Eles eram acusados de homicídio qualificado contra o adolescente **Thiago Menezes Flausino, de 13 anos**, e de tentativa de homicídio de Marcos Vinicius de Sousa Queiroz.
O caso ocorreu em **agosto de 2023**, na **Cidade de Deus**, zona oeste do Rio de Janeiro, e gerou grande comoção.
O Veredito do Júri
Após **dois dias de julgamento tenso**, a maioria dos **sete jurados** decidiu pela absolvição dos agentes.
Os policiais, que eram do Batalhão de Choque, também respondem a outro processo por fraude processual, mas foram inocentados das acusações de homicídio.
Na leitura da sentença, o juiz Renan Ongaratto ressaltou que a decisão corresponde à “voz da sociedade”, apesar da “dor que transcende a família das vítimas”.
Detalhes do Caso: Morte de Thiago Menezes
Os Fatos Apontados
Thiago Menezes foi atingido por **disparos de fuzil** depois de cair de moto, junto com Marcos Vinicius, em uma via de acesso à comunidade Cidade de Deus.
Os policiais, segundo a denúncia, estavam em um **carro particular descaracterizado** e saíram do veículo atirando.
O menino foi atingido **pelas costas**, primeiro nas pernas e depois no tronco. Ele **não tinha passagem pela polícia** e seus boletins escolares atestavam mais de **90% de frequência**.
Marcos Vinicius, que sobreviveu com um ferimento na mão, confirmou em depoimento que **Thiago não estava armado** no dia do incidente.
Argumentos da Acusação
O Ministério Público estadual denunciou que os policiais agiram com torpeza em uma **operação de tocaia ilegal**, utilizando arma de alta energia.

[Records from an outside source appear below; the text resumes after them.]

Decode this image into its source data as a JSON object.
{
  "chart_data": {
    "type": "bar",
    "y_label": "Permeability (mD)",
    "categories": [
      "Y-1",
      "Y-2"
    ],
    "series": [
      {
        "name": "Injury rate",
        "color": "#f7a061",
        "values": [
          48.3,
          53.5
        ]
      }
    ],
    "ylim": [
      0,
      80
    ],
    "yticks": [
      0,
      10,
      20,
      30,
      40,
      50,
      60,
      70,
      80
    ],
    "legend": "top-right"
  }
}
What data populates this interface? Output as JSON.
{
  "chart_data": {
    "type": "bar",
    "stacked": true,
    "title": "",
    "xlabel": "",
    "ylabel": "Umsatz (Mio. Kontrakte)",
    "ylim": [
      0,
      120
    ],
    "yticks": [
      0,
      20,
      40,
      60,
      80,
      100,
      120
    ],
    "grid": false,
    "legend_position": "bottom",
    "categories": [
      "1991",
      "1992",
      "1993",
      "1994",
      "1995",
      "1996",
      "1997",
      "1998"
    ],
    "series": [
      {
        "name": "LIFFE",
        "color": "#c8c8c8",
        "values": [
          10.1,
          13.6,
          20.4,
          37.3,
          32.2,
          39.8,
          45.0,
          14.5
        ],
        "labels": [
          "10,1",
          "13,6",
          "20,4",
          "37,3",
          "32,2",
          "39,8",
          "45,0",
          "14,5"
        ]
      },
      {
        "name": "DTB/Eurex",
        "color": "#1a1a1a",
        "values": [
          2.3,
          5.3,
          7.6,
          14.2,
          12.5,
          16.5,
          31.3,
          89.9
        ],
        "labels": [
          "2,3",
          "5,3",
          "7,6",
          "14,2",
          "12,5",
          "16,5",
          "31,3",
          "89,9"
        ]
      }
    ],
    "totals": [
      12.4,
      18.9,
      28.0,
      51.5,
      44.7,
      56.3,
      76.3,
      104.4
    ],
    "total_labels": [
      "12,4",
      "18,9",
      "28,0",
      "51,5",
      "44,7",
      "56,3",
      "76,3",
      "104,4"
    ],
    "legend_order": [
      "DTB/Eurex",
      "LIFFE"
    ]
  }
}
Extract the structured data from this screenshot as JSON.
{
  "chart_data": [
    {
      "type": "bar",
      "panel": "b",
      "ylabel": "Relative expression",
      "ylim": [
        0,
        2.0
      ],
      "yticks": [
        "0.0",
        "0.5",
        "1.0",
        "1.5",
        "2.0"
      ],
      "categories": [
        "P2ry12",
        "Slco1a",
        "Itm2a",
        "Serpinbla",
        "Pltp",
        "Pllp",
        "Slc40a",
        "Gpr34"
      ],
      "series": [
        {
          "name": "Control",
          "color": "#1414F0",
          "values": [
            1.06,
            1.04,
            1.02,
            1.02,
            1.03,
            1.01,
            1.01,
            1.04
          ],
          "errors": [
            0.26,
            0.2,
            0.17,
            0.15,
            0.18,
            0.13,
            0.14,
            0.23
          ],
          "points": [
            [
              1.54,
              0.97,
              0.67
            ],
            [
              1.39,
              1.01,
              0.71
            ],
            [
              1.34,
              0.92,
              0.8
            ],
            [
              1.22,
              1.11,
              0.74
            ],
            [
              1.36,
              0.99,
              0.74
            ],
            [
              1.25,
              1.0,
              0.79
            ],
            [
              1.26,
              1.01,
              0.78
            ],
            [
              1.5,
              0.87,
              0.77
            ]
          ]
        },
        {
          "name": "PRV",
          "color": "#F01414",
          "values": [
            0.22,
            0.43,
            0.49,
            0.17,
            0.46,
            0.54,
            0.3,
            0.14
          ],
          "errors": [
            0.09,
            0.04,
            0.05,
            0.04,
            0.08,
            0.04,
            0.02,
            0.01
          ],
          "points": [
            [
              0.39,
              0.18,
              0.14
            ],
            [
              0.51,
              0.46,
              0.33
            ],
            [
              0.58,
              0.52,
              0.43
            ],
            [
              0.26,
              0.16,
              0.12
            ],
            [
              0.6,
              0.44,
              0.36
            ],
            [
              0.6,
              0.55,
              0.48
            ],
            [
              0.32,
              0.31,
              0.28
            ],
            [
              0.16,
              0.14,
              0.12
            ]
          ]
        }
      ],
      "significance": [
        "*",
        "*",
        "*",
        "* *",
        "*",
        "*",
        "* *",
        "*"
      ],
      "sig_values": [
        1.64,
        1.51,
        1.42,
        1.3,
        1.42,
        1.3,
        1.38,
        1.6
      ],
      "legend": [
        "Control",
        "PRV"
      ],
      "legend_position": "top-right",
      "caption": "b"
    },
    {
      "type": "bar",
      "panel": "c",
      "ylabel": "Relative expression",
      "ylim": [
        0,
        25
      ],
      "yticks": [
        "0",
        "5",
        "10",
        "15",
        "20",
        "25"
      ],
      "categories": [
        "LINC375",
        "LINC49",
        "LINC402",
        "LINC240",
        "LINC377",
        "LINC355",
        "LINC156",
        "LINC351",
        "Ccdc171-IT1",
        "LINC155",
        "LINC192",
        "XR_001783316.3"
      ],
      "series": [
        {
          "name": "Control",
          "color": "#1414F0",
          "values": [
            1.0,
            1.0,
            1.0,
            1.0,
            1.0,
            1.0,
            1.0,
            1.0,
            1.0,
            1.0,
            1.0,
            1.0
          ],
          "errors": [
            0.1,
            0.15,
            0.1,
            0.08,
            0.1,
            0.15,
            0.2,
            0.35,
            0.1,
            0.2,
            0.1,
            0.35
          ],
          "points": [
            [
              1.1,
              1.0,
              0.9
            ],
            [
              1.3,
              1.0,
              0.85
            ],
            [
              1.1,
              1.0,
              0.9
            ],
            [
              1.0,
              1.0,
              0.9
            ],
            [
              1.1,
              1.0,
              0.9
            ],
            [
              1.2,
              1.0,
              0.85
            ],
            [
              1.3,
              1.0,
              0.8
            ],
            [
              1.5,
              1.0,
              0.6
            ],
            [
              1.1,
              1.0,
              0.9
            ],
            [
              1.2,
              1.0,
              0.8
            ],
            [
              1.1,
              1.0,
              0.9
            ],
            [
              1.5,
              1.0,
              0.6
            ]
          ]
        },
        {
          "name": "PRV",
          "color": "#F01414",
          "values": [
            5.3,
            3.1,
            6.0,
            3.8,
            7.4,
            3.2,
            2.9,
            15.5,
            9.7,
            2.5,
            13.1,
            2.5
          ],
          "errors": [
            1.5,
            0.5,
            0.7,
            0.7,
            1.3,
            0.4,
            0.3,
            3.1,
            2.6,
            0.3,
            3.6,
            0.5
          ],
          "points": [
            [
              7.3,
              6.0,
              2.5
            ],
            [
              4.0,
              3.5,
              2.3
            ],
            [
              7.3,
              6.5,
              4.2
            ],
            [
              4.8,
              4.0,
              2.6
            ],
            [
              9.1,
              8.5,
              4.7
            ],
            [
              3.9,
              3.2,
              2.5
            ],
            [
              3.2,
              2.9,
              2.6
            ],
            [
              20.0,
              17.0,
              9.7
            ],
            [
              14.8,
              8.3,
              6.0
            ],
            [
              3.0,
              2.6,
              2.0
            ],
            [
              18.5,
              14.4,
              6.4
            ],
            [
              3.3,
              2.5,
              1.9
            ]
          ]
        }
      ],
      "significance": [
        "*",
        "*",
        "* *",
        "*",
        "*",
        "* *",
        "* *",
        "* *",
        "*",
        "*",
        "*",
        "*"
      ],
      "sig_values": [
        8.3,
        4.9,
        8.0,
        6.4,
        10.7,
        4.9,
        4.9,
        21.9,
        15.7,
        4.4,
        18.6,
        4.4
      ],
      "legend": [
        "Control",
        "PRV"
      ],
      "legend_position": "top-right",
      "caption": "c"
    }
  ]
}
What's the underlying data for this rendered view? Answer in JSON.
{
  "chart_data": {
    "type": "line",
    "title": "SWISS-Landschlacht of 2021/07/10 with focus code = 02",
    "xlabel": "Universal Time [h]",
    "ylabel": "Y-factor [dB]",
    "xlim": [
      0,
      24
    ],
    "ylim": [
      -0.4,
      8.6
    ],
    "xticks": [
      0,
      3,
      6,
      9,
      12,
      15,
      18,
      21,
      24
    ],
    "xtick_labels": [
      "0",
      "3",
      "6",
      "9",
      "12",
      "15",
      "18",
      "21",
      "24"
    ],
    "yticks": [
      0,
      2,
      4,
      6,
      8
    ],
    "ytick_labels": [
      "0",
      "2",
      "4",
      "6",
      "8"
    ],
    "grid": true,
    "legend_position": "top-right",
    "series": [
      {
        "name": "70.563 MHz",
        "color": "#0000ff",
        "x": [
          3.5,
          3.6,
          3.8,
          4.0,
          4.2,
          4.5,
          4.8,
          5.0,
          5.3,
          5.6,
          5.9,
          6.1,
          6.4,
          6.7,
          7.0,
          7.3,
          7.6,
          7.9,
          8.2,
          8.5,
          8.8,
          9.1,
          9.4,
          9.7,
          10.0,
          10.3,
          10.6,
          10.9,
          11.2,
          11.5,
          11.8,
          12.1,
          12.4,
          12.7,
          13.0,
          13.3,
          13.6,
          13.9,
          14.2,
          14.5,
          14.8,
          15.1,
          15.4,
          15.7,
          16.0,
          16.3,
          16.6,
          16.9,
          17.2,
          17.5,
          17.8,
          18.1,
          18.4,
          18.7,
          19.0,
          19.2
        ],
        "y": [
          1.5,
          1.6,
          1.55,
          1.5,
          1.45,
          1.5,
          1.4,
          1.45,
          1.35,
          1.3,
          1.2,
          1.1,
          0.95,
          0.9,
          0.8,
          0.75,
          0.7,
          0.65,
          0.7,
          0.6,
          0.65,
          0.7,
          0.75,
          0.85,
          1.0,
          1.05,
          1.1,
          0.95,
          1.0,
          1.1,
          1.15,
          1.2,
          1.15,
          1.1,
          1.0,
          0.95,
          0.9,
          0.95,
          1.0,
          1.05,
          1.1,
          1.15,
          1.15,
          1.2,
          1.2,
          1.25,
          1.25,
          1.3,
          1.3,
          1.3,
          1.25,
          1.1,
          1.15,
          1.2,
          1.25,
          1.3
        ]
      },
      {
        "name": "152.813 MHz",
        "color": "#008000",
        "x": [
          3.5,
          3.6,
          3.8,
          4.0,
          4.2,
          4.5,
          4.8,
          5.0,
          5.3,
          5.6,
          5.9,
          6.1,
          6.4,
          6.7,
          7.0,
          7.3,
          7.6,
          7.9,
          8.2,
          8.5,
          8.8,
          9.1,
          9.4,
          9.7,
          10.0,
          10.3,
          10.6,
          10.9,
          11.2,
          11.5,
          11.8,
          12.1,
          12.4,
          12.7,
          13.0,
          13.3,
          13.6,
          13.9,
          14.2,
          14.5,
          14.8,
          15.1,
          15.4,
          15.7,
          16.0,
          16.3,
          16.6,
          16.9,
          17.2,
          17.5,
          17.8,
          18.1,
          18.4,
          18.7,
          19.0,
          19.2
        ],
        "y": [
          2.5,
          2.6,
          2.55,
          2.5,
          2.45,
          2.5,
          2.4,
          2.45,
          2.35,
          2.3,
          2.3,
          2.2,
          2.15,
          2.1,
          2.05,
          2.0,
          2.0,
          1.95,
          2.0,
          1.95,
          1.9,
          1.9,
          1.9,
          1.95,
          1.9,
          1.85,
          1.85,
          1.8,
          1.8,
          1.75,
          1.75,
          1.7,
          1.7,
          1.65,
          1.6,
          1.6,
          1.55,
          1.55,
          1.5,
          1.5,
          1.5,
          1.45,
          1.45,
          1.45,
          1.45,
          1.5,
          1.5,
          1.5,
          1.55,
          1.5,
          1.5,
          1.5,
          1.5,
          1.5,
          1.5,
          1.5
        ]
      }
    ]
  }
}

O defensor público Pedro Cariello destacou as **duas alterações na narrativa dos réus**, afirmando que os policiais “mentiram”.
Cariello também questionou a inexistência de norma da PM que autorize policiais a usarem carro próprio em operações, algo que considerou “impossível”.
A Tese da Defesa
A defesa dos policiais alegou que os jovens seriam **integrantes do tráfico de drogas** e teriam atirado contra os agentes, que apenas revidaram.
Uma **pistola** que supostamente teria sido usada por Thiago e recolhida na cena do crime foi apresentada pela defesa.
Entretanto, essa alegação foi **contestada por testemunhas e pela perícia**, que apontaram que o tempo da ação não sugeria confronto.
Repercussão e Testemunhos
Durante o julgamento, foram ouvidos **Marcos Vinicius, a mãe de Thiago, Priscila Menezes**, e vizinhos que presenciaram e filmaram a ocorrência.
Priscila Menezes descreveu o filho como “educado, carinhoso, sorridente e feliz”, assíduo na escola e em duas escolas de futebol.
Ela enfatizou que Thiago nunca lhe deu trabalho ou preocupação, sendo um menino com responsabilidade para os estudos.
Em nota, a **Anistia Internacional manifestou indignação** com o resultado do julgamento.
A organização criticou o desvio de foco ao tratar Thiago como criminoso, em vez de vítima da letalidade policial.